Colorado Politics

VIDEO: Law enforcement will be asked to prove innocence online on asset forfeiture

State lawmakers are ready to crack down on something that might not be a problem at all in Colorado – that law enforcement might be taking more than they’re entitled to when criminals forfeit property.

“I think it’s more about transparency … than anything else, making sure we focus on everything being reported, so we can actually see the activity, if people are actually losing their property,” said Sen. Tim Neville, one of the sponsors of Senate Bill 136. “It has nothing to do with stopping seizures. We believe if someone is involved in a criminal activity, and that property comes from that criminal activity, this bill does not get in the way of the officers or the police or whoever doing their job.”

Basically, the bill requires better paperwork the public can inspect.

The message, however, is that law enforcement in Colorado is hiding something, and that’s not a message that’s accurate, said Commander Thor Eells of the Colorado Springs Police Department.

“We don’t believe it serves any useful purpose as it exists today,” he said of the bill.

Colorado agencies already are transparent about what they take from criminals, he said.

“It’s been disappointing that the legislators who drafted this bill never reached out to us to seek our input into what we currently do today with regard to transparency,” Eells said. “Much of the information regarding assets is already available. We currently report that to the Department of Local Affairs, and the methodology they’re suggesting would really be a detriment to what we currently do.”

The bill would require each governmental agency that acquires property under forfeiture laws to keep up-to-date information posted on the Colorado Department of Public Safety website that identifies what law enforcement took and how much was kept by the government.

The bill is co-sponsored by Sen.

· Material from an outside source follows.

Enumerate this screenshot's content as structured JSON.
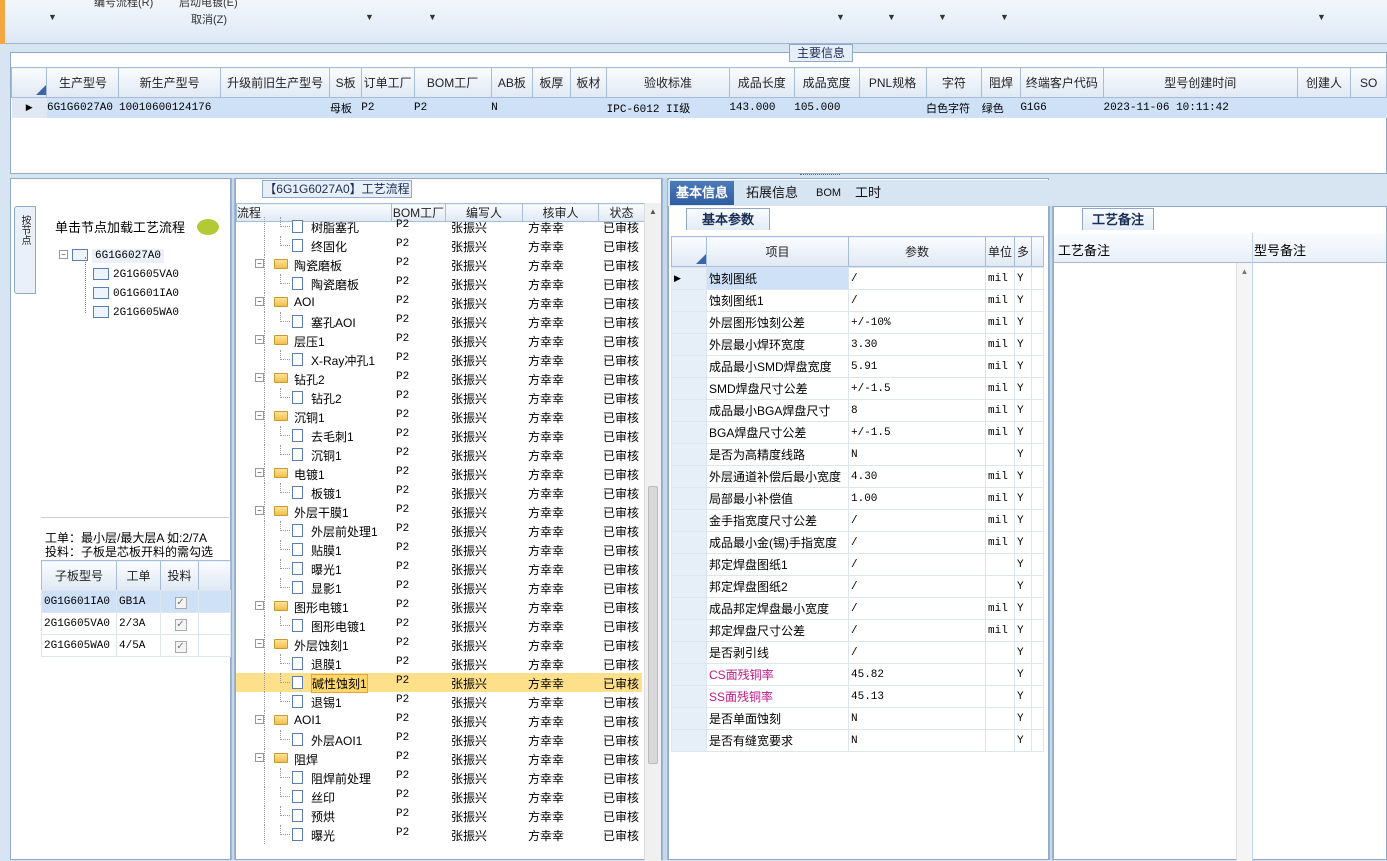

Daniel Kagan, D-Cherry Hills Village, and in the House by Leslie Herod, D-Denver, and Steve Humphrey, R-Severance.

“The issue is around the broad allowances that we give law enforcement to seize and then forfeit property, so what brought this on is we don’t actually know how many folks are actually being convicted or if any kind of criminal investigation is going on around that person and their property,” Herod told Charles Ashby of the Grand Junction Daily Sentinel. “We don’t know that folks who are guilty of a crime are not coming back and getting their property. What we do know is that law enforcement is keeping the property and then utilizing that for their own (departmental) funds.”